Tage später am und im Leben erzählt Ana Threat, die mit Kate Kristal das «two headed love child» Kristy and the Kraks mit einem ersten Konzert im August 2013 («mit den tollen Los Cripis aus Argentinien») auf die Welt gebracht hat und seither in gemeinsamer Obsorge aufzieht, von ihrer Liebe zu The Shangri-Las. Wie The Ronettes Gigantinnen des «sweet 60ies Girl Pop». Der sich, auf ihre Art interpretiert, als ein Element durch die wissende, gleichzeitig wunderbar unmittelbare Musik von Ana und Kate zieht. Beide spielen Gitarre, singen und bedienen ein rudimentäres Drum-Set. Real, echte, direkte Sounds, «ohne Playbacks, ohne Loops». Eine mobile musikalische Eingreiftruppe im Auftrag der geteilten Obsessionen – erster gemeinsamer Output war ein Foto, dem eine Band, eine Musik folgen musste! – ihrer Betreiberinnen. Zwischen Garage, Punk und incredible strange Pop. «Ja, wenn uns wer die Verstärker führt.»

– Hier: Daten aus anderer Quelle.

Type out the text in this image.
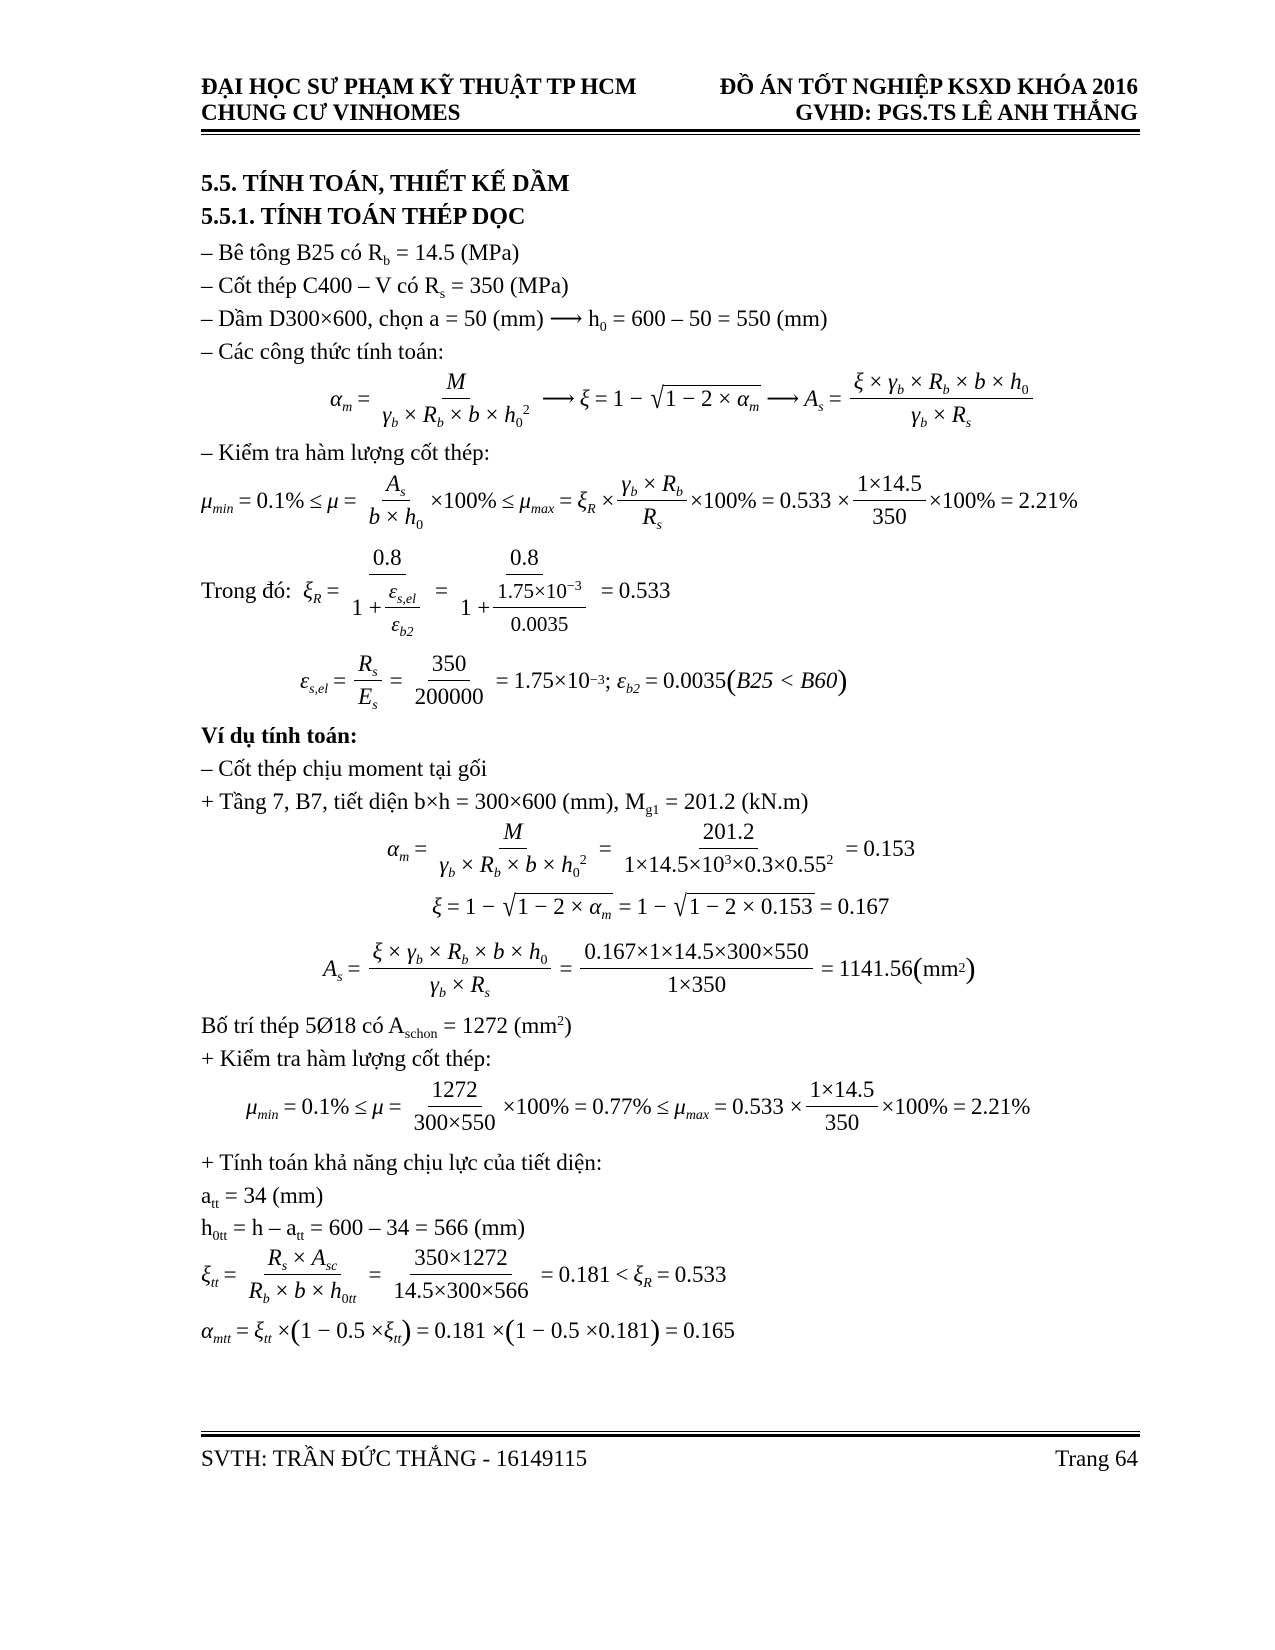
ĐẠI HỌC SƯ PHẠM KỸ THUẬT TP HCM
CHUNG CƯ VINHOMES
ĐỒ ÁN TỐT NGHIỆP KSXD KHÓA 2016
GVHD: PGS.TS LÊ ANH THẮNG
5.5. TÍNH TOÁN, THIẾT KẾ DẦM
5.5.1. TÍNH TOÁN THÉP DỌC
– Bê tông B25 có $R_b = 14.5$ (MPa)
– Cốt thép C400 – V có $R_s = 350$ (MPa)
– Dầm D300×600, chọn a = 50 (mm) ⟶ $h_0 = 600 - 50 = 550$ (mm)
– Các công thức tính toán:
$\alpha_m = \frac{M}{\gamma_b \times R_b \times b \times h_0^2}$ ⟶ ξ = 1 − √ $1 - 2 \times \alpha_m$ ⟶ $A_s = \frac{\xi \times \gamma_b \times R_b \times b \times h_0}{\gamma_b \times R_s}$
– Kiểm tra hàm lượng cốt thép:
$\mu_{min} = 0.1\% \le \mu = \frac{A_s}{b \times h_0} \times 100\% \le \mu_{max} = \xi_R \times \frac{\gamma_b \times R_b}{R_s} \times 100\% = 0.533 \times \frac{1\times 14.5}{350} \times 100\% = 2.21\%$
Trong đó:
$\xi_R = \frac{0.8}{1 + \frac{\varepsilon_{s,el}}{\varepsilon_{b2}}} = \frac{0.8}{1 + \frac{1.75\times 10^{-3}}{0.0035}} = 0.533$
$\varepsilon_{s,el} = \frac{R_s}{E_s} = \frac{350}{200000} = 1.75\times 10 -3$ ; $\varepsilon_{b2} = 0.0035$ ( B25 < B60 )
Ví dụ tính toán:
– Cốt thép chịu moment tại gối
+ Tầng 7, B7, tiết diện b×h = 300×600 (mm), $M_{g1} = 201.2$ (kN.m)
$\alpha_m = \frac{M}{\gamma_b \times R_b \times b \times h_0^2} = \frac{201.2}{1\times 14.5\times 10^3\times 0.3\times 0.55^2} = 0.153$
ξ = 1 − √ $1 - 2 \times \alpha_m = 1$ − √ 1 − 2 × 0.153 = 0.167
$A_s = \frac{\xi \times \gamma_b \times R_b \times b \times h_0}{\gamma_b \times R_s} = \frac{0.167\times 1\times 14.5\times 300\times 550}{1\times 350} = 1141.56$ ( mm 2 )
Bố trí thép 5Ø18 có $A_{schon} = 1272$ $(mm^2)$
+ Kiểm tra hàm lượng cốt thép:
$\mu_{min} = 0.1\% \le \mu = \frac{1272}{300\times 550} \times 100\% = 0.77\% \le \mu_{max} = 0.533 \times \frac{1\times 14.5}{350} \times 100\% = 2.21\%$
+ Tính toán khả năng chịu lực của tiết diện:
$a_{tt} = 34$ (mm)
$h_{0tt} = h - a_{tt} = 600 - 34 = 566$ (mm)
$\xi_{tt} = \frac{R_s \times A_{sc}}{R_b \times b \times h_{0tt}} = \frac{350\times 1272}{14.5\times 300\times 566} = 0.181 < \xi_R = 0.533$
$\alpha_{mtt} = \xi_{tt}$ × ( $1 - 0.5 \times \xi_{tt}$ ) = 0.181 × ( 1 − 0.5 × 0.181 ) = 0.165
SVTH: TRẦN ĐỨC THẮNG - 16149115	Trang 64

Lovelight. «Snakes On The Phone» erscheint beim verdienten Wiener Art’n’Queer’n’Punk-D.I.Y.“-Label Fettkakao, das mit dem Release-Konzert der Vinyl-EP sein 12-jähriges Bestehen feiert. Titel und Anstoß lieferten dem kompakten Freudenspender die Coverversion «(I’m) Stranded». Ein Song, dessen Text mit «like a snake calling on the phone» von 0 auf 100(0) geht. Kristy and the Kraks hängen das Studio-Original der australischen Protopunks The Saints um gut 95 Sekunden ab. Nicht nur deswegen hätten die Herren Bailey (Chris) und Kuepper (Ed) sicher eine Freude daran. Die beiden Musikerinnen erklären ihre Duo-Arbeitsweise, gerne praktiziert nach längeren Kristy-Pausen: Zwei Tage in den Proberaum, am Schluss die Song-Ausbeute aufnehmen, no matter, wie weit diese «entwickelt» ist. Das warf (bislang haben sie so ein Album, eine EP und diverse Compilation-Beiträge erarbeitet) zuletzt wieder vier Songperlen ab. Ana: «Unser Exzellenzpunkt ist Sprödigkeit.» «Zu viel Routine würde dieser Musik nichts Gutes tun», ergänzt Kate. Opener «Lovelight» definiert Ana Threat als den Tearjerker (yeah!), «der mir immer wieder auskommt». Reduziert und passionate auf der Jagd nach dem «Kindheitstraum» Girl Group. «Ready» warnt ein Gegenüber davor, gefälligst keine time der Sängerin zu wasten, der textlose UrbanSurf «Arbeit BaBa» empfiehlt sich als Theme-Song einer zu schaffenden TV-Serie, in der unbedingt Willi Warmas «Ich geh nie wieder arbeiten» ebenfalls vorkommen muss.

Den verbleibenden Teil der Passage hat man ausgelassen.